What?? So many posts in such a short time?! All I can say is: don't get used to it.
I spend a fair amount of time thinking about how the various things I get up to interrelate and, in particular, how patterns from one domain can help shed some light on the other. Or, to put it another way: I love considering magic through the lens of software engineering (and vice-versa). Because, apart from a handful of hobbies, I mostly only get up to magic and software engineering (which aren't actually separate things, but let's just shelve that whole topic for the moment).
What if creation is essentially a massive production software system? No one, apart from the developers of the system (there's an entire rabbit-hole of spirits as reality engineers here), really knows what's happening on the inside of this black-box system, however, it's doing all kinds of shit (like creating all of reality). Most of the time, we interact with the output of this system: reality. But what does it mean to interact with the system itself?
Let's talk about APIs. An API is a structured method for interacting with an underlying software system. Programmers create APIs that allow other programmers to use their system. I'll give a specific example for those that don't know what I'm talking about.
Square is a popular platform that provides payment and billing services for mostly small and medium sized businesses. You've probably used a website that relies on Square for payments (or, back before lockdown times, a physical payment device at a shop). Square runs a large production payment processing system which is essentially a black-box to anyone outside of Square. However, there is an API that makes it easy for programmers to use that underlying system to do all kinds of e-commerce things in their applications (like take credit card payments).

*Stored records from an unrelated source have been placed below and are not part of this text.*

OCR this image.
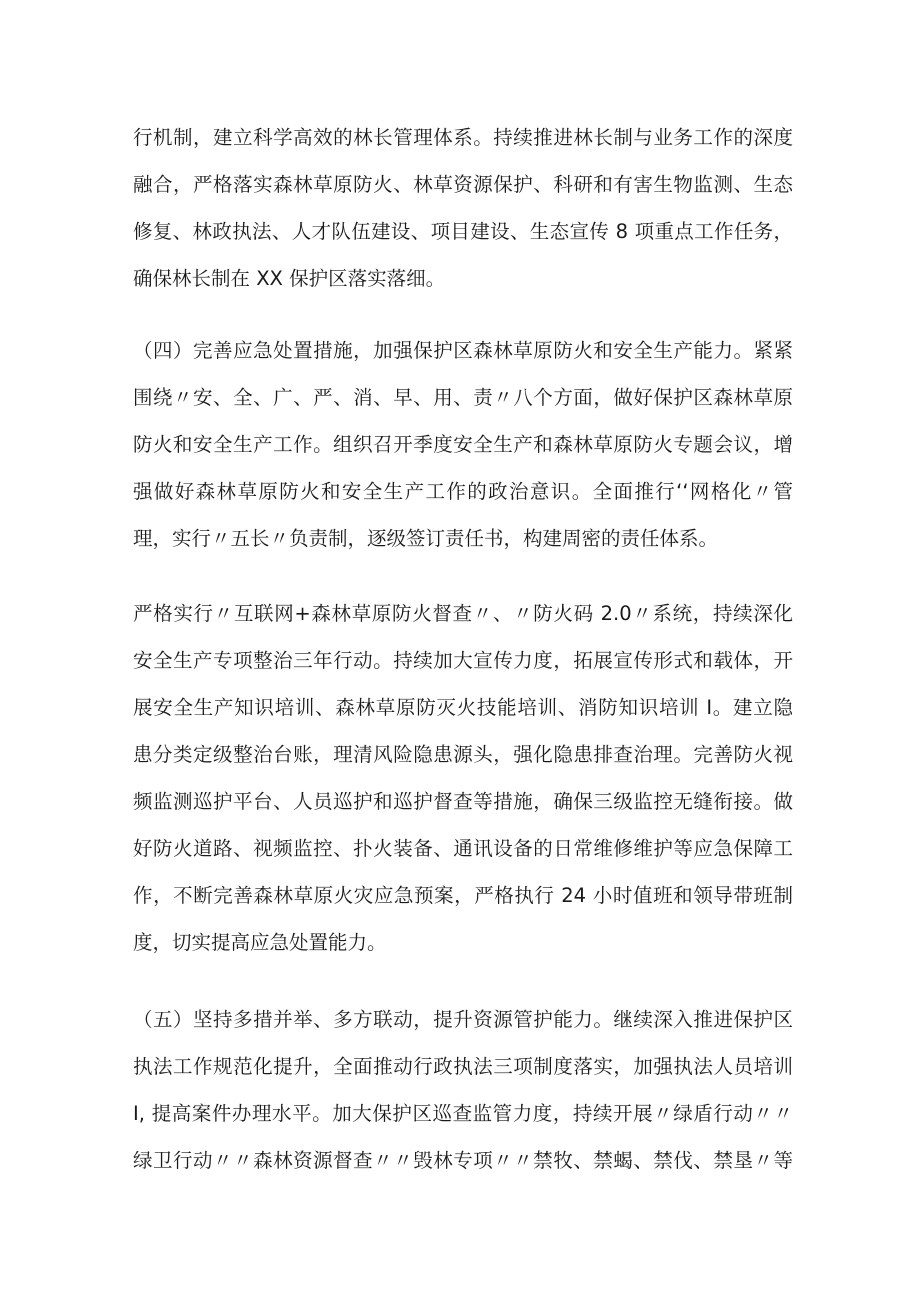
行机制，建立科学高效的林长管理体系。持续推进林长制与业务工作的深度
融合，严格落实森林草原防火、林草资源保护、科研和有害生物监测、生态
修复、林政执法、人才队伍建设、项目建设、生态宣传 8 项重点工作任务，
确保林长制在 XX 保护区落实落细。
（四）完善应急处置措施，加强保护区森林草原防火和安全生产能力。紧紧
围绕〃安、全、广、严、消、早、用、责〃八个方面，做好保护区森林草原
防火和安全生产工作。组织召开季度安全生产和森林草原防火专题会议，增
强做好森林草原防火和安全生产工作的政治意识。全面推行‘‘网格化〃管
理，实行〃五长〃负责制，逐级签订责任书，构建周密的责任体系。
严格实行〃互联网+森林草原防火督查〃、〃防火码 2.0〃系统，持续深化
安全生产专项整治三年行动。持续加大宣传力度，拓展宣传形式和载体，开
展安全生产知识培训、森林草原防灭火技能培训、消防知识培训 I。建立隐
患分类定级整治台账，理清风险隐患源头，强化隐患排查治理。完善防火视
频监测巡护平台、人员巡护和巡护督查等措施，确保三级监控无缝衔接。做
好防火道路、视频监控、扑火装备、通讯设备的日常维修维护等应急保障工
作，不断完善森林草原火灾应急预案，严格执行 24 小时值班和领导带班制
度，切实提高应急处置能力。
（五）坚持多措并举、多方联动，提升资源管护能力。继续深入推进保护区
执法工作规范化提升，全面推动行政执法三项制度落实，加强执法人员培训
I, 提高案件办理水平。加大保护区巡查监管力度，持续开展〃绿盾行动〃〃
绿卫行动〃〃森林资源督查〃〃毁林专项〃〃禁牧、禁蝎、禁伐、禁垦〃等
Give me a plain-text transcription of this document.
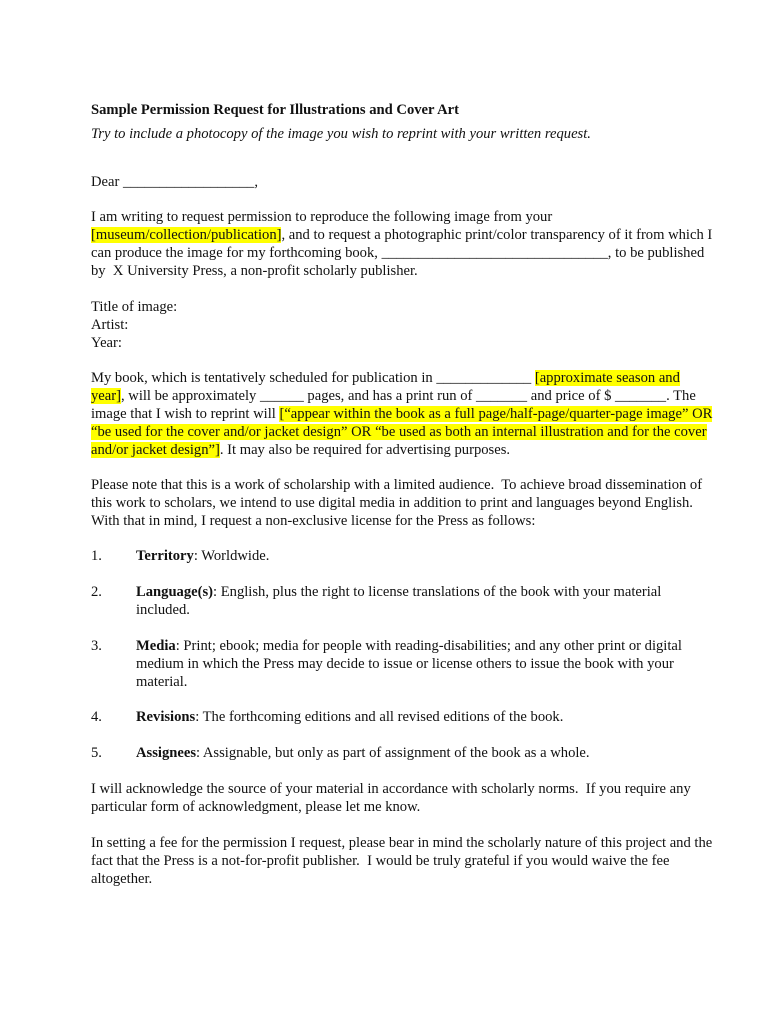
Sample Permission Request for Illustrations and Cover Art
Try to include a photocopy of the image you wish to reprint with your written request.
Dear __________________,
I am writing to request permission to reproduce the following image from your
[museum/collection/publication], and to request a photographic print/color transparency of it from which I
can produce the image for my forthcoming book, _______________________________, to be published
by  X University Press, a non-profit scholarly publisher.
Title of image:
Artist:
Year:
My book, which is tentatively scheduled for publication in _____________ [approximate season and
year], will be approximately ______ pages, and has a print run of _______ and price of $ _______. The
image that I wish to reprint will [“appear within the book as a full page/half-page/quarter-page image” OR
“be used for the cover and/or jacket design” OR “be used as both an internal illustration and for the cover
and/or jacket design”]. It may also be required for advertising purposes.
Please note that this is a work of scholarship with a limited audience.  To achieve broad dissemination of
this work to scholars, we intend to use digital media in addition to print and languages beyond English.
With that in mind, I request a non-exclusive license for the Press as follows:
1. Territory: Worldwide.
2. Language(s): English, plus the right to license translations of the book with your material
included.
3. Media: Print; ebook; media for people with reading-disabilities; and any other print or digital
medium in which the Press may decide to issue or license others to issue the book with your
material.
4. Revisions: The forthcoming editions and all revised editions of the book.
5. Assignees: Assignable, but only as part of assignment of the book as a whole.
I will acknowledge the source of your material in accordance with scholarly norms.  If you require any
particular form of acknowledgment, please let me know.
In setting a fee for the permission I request, please bear in mind the scholarly nature of this project and the
fact that the Press is a not-for-profit publisher.  I would be truly grateful if you would waive the fee
altogether.
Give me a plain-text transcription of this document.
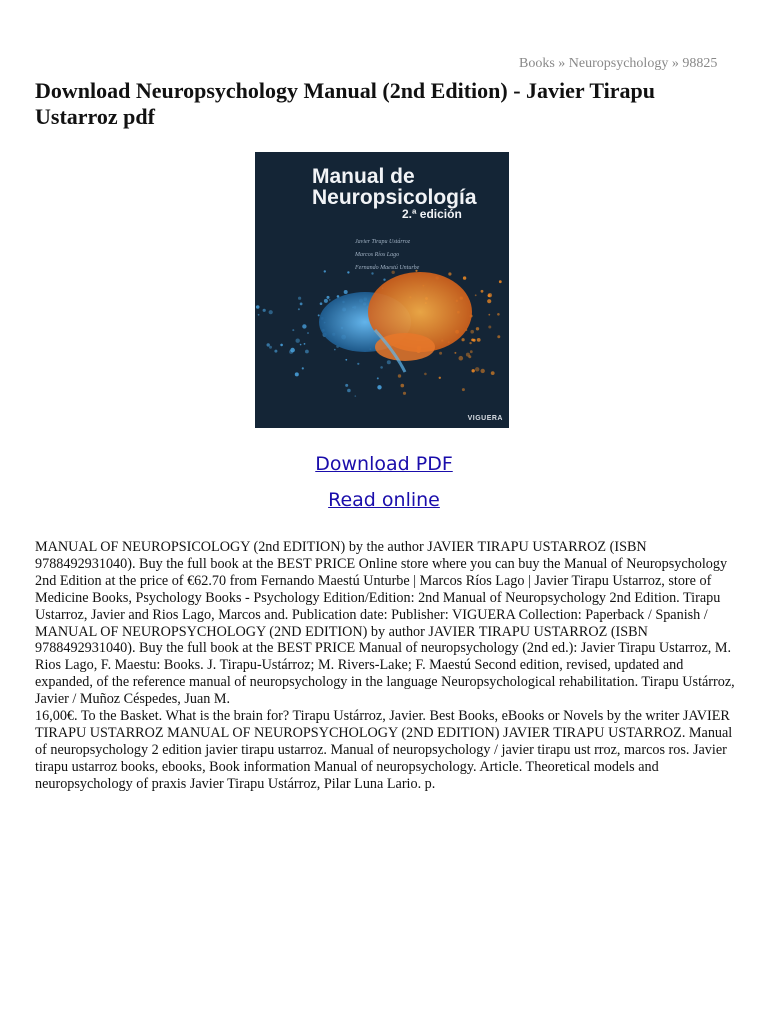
Books » Neuropsychology » 98825
Download Neuropsychology Manual (2nd Edition) - Javier Tirapu Ustarroz pdf
Manual de
Neuropsicología
2.ª edición
Javier Tirapu Ustárroz
Marcos Ríos Lago
Fernando Maestú Unturbe
VIGUERA
Download PDF
Read online

MANUAL OF NEUROPSICOLOGY (2nd EDITION) by the author JAVIER TIRAPU USTARROZ (ISBN 9788492931040). Buy the full book at the BEST PRICE Online store where you can buy the Manual of Neuropsychology 2nd Edition at the price of €62.70 from Fernando Maestú Unturbe | Marcos Ríos Lago | Javier Tirapu Ustarroz, store of Medicine Books, Psychology Books - Psychology Edition/Edition: 2nd Manual of Neuropsychology 2nd Edition. Tirapu Ustarroz, Javier and Rios Lago, Marcos and. Publication date: Publisher: VIGUERA Collection: Paperback / Spanish / MANUAL OF NEUROPSYCHOLOGY (2ND EDITION) by author JAVIER TIRAPU USTARROZ (ISBN 9788492931040). Buy the full book at the BEST PRICE Manual of neuropsychology (2nd ed.): Javier Tirapu Ustarroz, M. Rios Lago, F. Maestu: Books. J. Tirapu-Ustárroz; M. Rivers-Lake; F. Maestú Second edition, revised, updated and expanded, of the reference manual of neuropsychology in the language Neuropsychological rehabilitation. Tirapu Ustárroz, Javier / Muñoz Céspedes, Juan M.

16,00€. To the Basket. What is the brain for? Tirapu Ustárroz, Javier. Best Books, eBooks or Novels by the writer JAVIER TIRAPU USTARROZ MANUAL OF NEUROPSYCHOLOGY (2ND EDITION) JAVIER TIRAPU USTARROZ. Manual of neuropsychology 2 edition javier tirapu ustarroz. Manual of neuropsychology / javier tirapu ust rroz, marcos ros. Javier tirapu ustarroz books, ebooks, Book information Manual of neuropsychology. Article. Theoretical models and neuropsychology of praxis Javier Tirapu Ustárroz, Pilar Luna Lario. p.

The Square API, like most modern-ish web APIs, follows a model called REST. The details of REST aren't super important here, however, there are a couple things you need to know for the remainder of this post to make any kind of sense. A REST API usually provides at least a way of getting things out of the underlying system, and a way of putting things into the system (otherwise it's not a very useful API). For example, the Square API provides a payments endpoint (endpoints are another interesting topic we are just going to skip over for now) that lets an application retrieve a list of payments that the application has received (i.e. the last month of payment transactions). The same payments endpoint lets an application create a new payment (i.e. when someone enters their credit card details in the application to buy something). In REST, the former is called a GET operation, and the latter a POST operation.

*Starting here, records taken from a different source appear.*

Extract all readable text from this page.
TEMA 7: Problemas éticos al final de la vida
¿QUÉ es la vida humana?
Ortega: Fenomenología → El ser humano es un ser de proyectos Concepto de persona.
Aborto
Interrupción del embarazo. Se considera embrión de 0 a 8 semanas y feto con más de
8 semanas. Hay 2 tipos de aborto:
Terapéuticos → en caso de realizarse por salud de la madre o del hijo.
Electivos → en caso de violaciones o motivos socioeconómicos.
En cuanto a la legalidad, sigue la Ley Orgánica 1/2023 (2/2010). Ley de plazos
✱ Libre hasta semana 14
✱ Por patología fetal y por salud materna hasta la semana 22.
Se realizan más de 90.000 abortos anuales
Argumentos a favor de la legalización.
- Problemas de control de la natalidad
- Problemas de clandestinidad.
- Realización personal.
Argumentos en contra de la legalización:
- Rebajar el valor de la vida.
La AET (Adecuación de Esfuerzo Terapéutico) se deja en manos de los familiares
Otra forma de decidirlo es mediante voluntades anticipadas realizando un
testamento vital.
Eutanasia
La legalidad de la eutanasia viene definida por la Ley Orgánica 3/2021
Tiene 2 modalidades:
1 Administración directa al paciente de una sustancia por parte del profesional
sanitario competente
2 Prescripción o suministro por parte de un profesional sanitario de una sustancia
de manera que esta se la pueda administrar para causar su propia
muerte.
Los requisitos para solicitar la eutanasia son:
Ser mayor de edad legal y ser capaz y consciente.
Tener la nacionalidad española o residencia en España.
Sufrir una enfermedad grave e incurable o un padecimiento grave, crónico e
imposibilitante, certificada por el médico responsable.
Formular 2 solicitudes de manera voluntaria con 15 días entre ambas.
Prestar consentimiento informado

Before we dig into creation's API, let's peel one more onion layer in the Square example. Square isn't a bank. They act as an intermediary betweens banks and businesses (because traditional banks are terrible at just about everything). The value Square provides is a really nice, well documented, easy-to-understand API that makes dealing with banks easier for businesses. Square also doesn't create money. Government treasuries create money. Square just helps it move around. The reason this is important in this context is that Square's core value is providing an easy-to-use interface to a bunch of far more complicated things that hurt most people's heads to think about.